Wednesday, December 2, 2009

John Wilkes Booth Conspiracy

On the evening of April 14, 1865, while attending a special performance of the comedy, "Our American Cousin," President Abraham Lincoln was shot. Accompanying him at Ford's Theater that night were his wife, Mary Todd Lincoln, a twenty-eight year-old officer named Major Henry R. Rathbone, and Rathbone's fiancee, Clara Harris. After the play was in progress, a figure with a drawn derringer pistol stepped into the presidential box, aimed, and fired. The president slumped forward.

The assassin, John Wilkes Booth, dropped the pistol and waved a dagger. Rathbone lunged at him, and though slashed in the arm, forced the killer to the railing. Booth leapt from the balcony and caught the spur of his left boot on a flag draped over the rail, and shattered a bone in his leg on landing. Though injured, he rushed out the back door, and disappeared into the night on horseback.

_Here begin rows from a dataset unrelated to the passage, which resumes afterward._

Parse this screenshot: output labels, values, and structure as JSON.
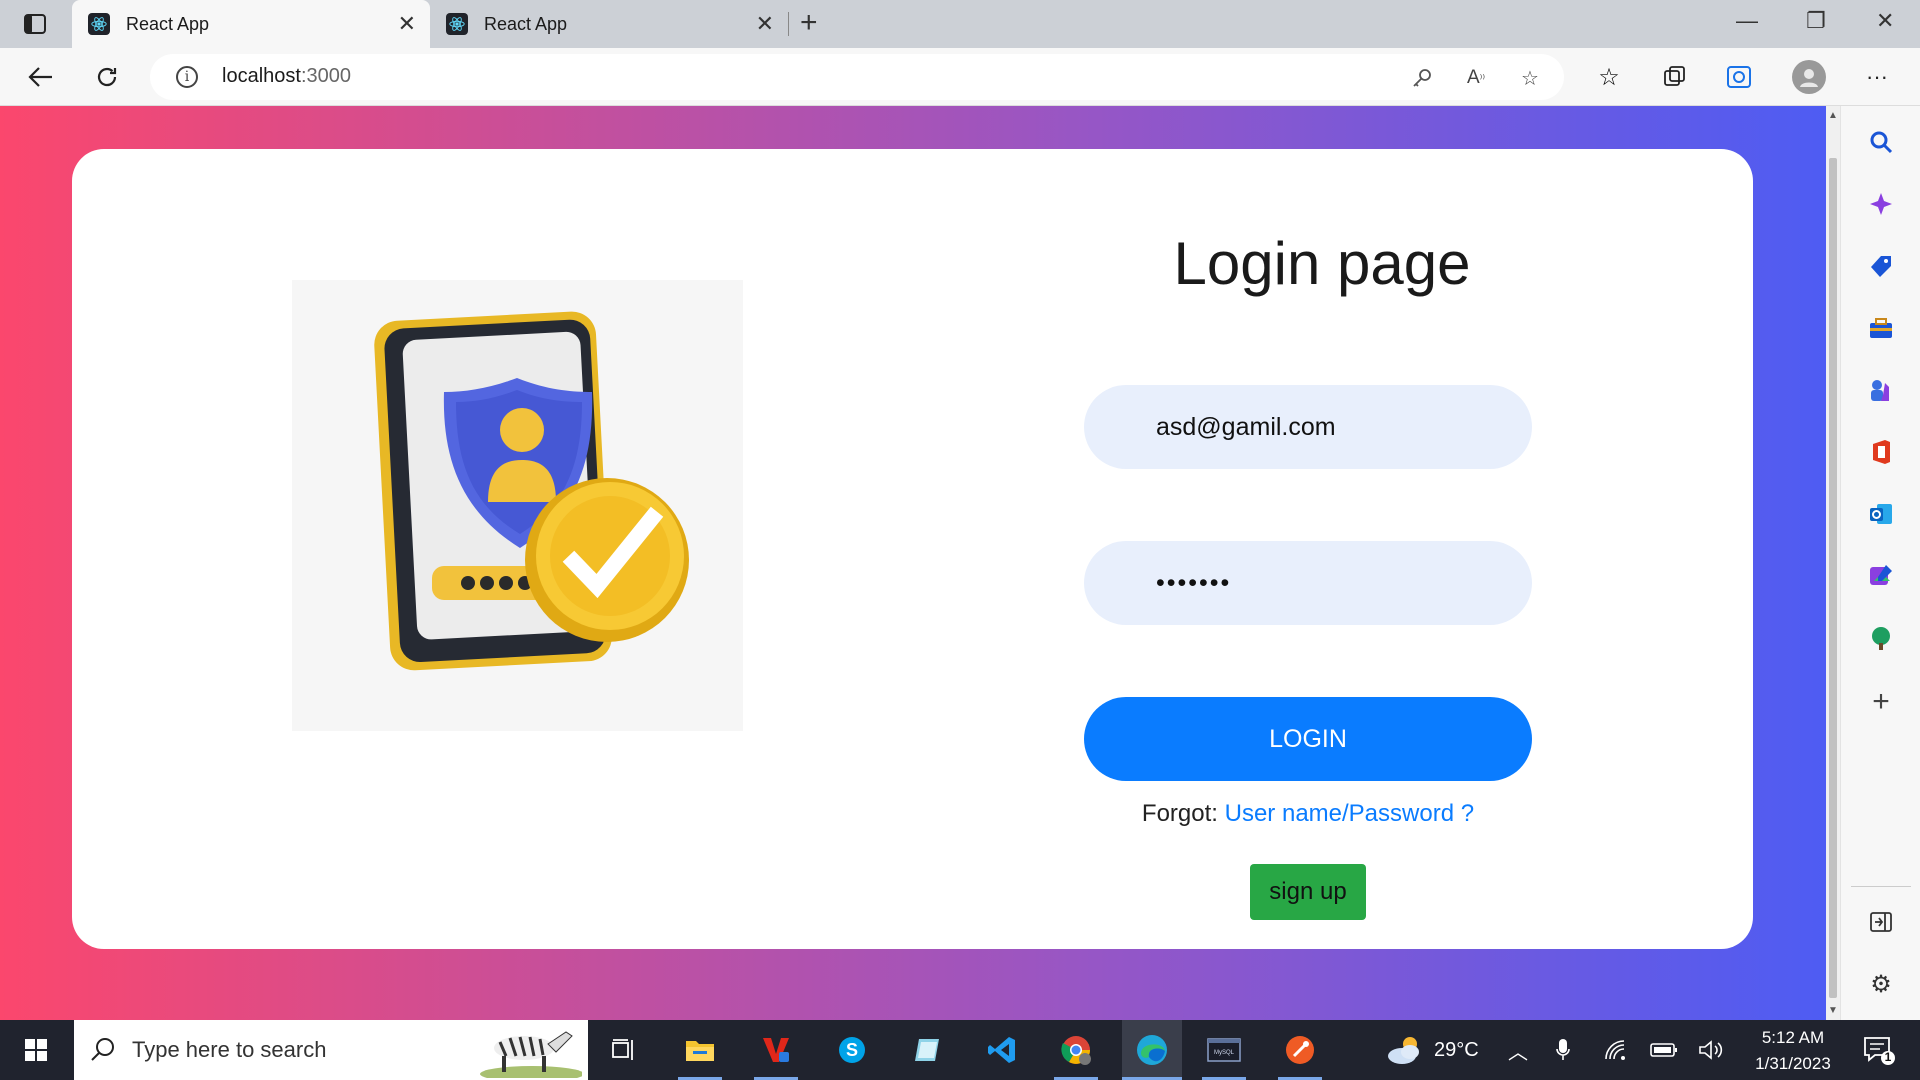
{
  "browser": {
    "tabs": [
      {
        "title": "React App",
        "active": true
      },
      {
        "title": "React App",
        "active": false
      }
    ],
    "url_host": "localhost",
    "url_port": ":3000"
  },
  "page": {
    "title": "Login page",
    "email_value": "asd@gamil.com",
    "password_value": "•••••••",
    "login_label": "LOGIN",
    "forgot_prefix": "Forgot: ",
    "forgot_link": "User name/Password ?",
    "signup_label": "sign up"
  },
  "taskbar": {
    "search_placeholder": "Type here to search",
    "temperature": "29°C",
    "time": "5:12 AM",
    "date": "1/31/2023",
    "notification_count": "1"
  },
  "colors": {
    "gradient_start": "#fb476d",
    "gradient_end": "#4e5cf3",
    "primary": "#0a7cff",
    "success": "#28a745",
    "input_bg": "#e8effc"
  }
}
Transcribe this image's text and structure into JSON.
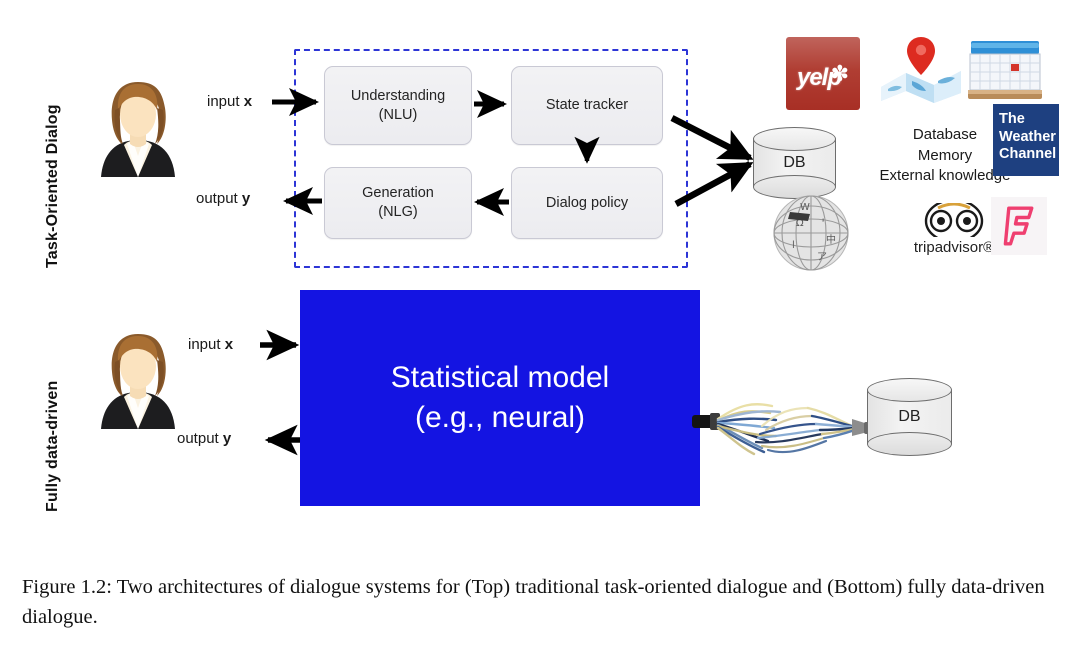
{
  "figure": {
    "caption": "Figure 1.2: Two architectures of dialogue systems for (Top) traditional task-oriented dialogue and (Bottom) fully data-driven dialogue."
  },
  "rows": {
    "top": {
      "side_label": "Task-Oriented Dialog",
      "input_label_prefix": "input ",
      "input_label_var": "x",
      "output_label_prefix": "output ",
      "output_label_var": "y",
      "modules": [
        {
          "id": "nlu",
          "line1": "Understanding",
          "line2": "(NLU)"
        },
        {
          "id": "state",
          "line1": "State tracker",
          "line2": ""
        },
        {
          "id": "nlg",
          "line1": "Generation",
          "line2": "(NLG)"
        },
        {
          "id": "policy",
          "line1": "Dialog policy",
          "line2": ""
        }
      ],
      "db_label": "DB",
      "knowledge_lines": [
        "Database",
        "Memory",
        "External knowledge"
      ],
      "logos": [
        {
          "id": "yelp",
          "name": "yelp-logo",
          "text": "yelp"
        },
        {
          "id": "maps",
          "name": "map-icon",
          "text": ""
        },
        {
          "id": "calendar",
          "name": "calendar-icon",
          "text": ""
        },
        {
          "id": "weather",
          "name": "the-weather-channel-logo",
          "line1": "The",
          "line2": "Weather",
          "line3": "Channel"
        },
        {
          "id": "wikipedia",
          "name": "wikipedia-globe-logo",
          "text": ""
        },
        {
          "id": "tripadvisor",
          "name": "tripadvisor-logo",
          "text": "tripadvisor®"
        },
        {
          "id": "foursquare",
          "name": "foursquare-logo",
          "text": ""
        }
      ]
    },
    "bottom": {
      "side_label": "Fully data-driven",
      "input_label_prefix": "input ",
      "input_label_var": "x",
      "output_label_prefix": "output ",
      "output_label_var": "y",
      "model_line1": "Statistical model",
      "model_line2": "(e.g., neural)",
      "db_label": "DB"
    }
  },
  "colors": {
    "dashed_border": "#2d35d6",
    "model_box": "#1414e2",
    "model_text": "#ffffff",
    "module_fill": "#ececf0",
    "arrow": "#000000",
    "yelp_red": "#a82f25",
    "weather_navy": "#1e4080",
    "foursquare_pink": "#ef3f70"
  }
}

A doctor in the audience immediately went upstairs to the box. The bullet had entered through Lincoln's left ear and lodged behind his right eye. He was paralyzed and barely breathing. He was carried across Tenth Street, to a boarding-house opposite the theater, but the doctors' best efforts failed. Nine hours later, at 7:22 AM on April 15th, Lincoln died. (Cited from http://memory.loc.gov/ammem/alhtml/alrintr.html)

Now that you have a little bit of background on the shooting of Abe Lincoln, allow me to fill you in on what most everyone else believes. After booth shot Lincoln he fled, naturally. He was chased and chased and was finally 'cornered' in a barn. The authorities burned the barn down and killed Booth, later finding his burnt body. John Wilkes Booth died in that fire in that barn...WRONG!

Some select people believe that the body found in the barn was not that of John Wilkes Booth. They believe that he actually fled from that barn unscathed, or at least alive. He made his way to Granbury Texas and assumed the name of John St. Helen. John loved to go to the theatre where he would not only watch but quote Shakespere. Conspirators believe that he now haunts that theatre NOT violently but peacefully. He has his own seat reserved up in the balcony where no one ever sits because that is his seat and its well known.

The question is did John Wilkes Booth die in the burning barn? Or, did John go on to live under the alias of 'John St. Helen'? I'm a conspirator...are you?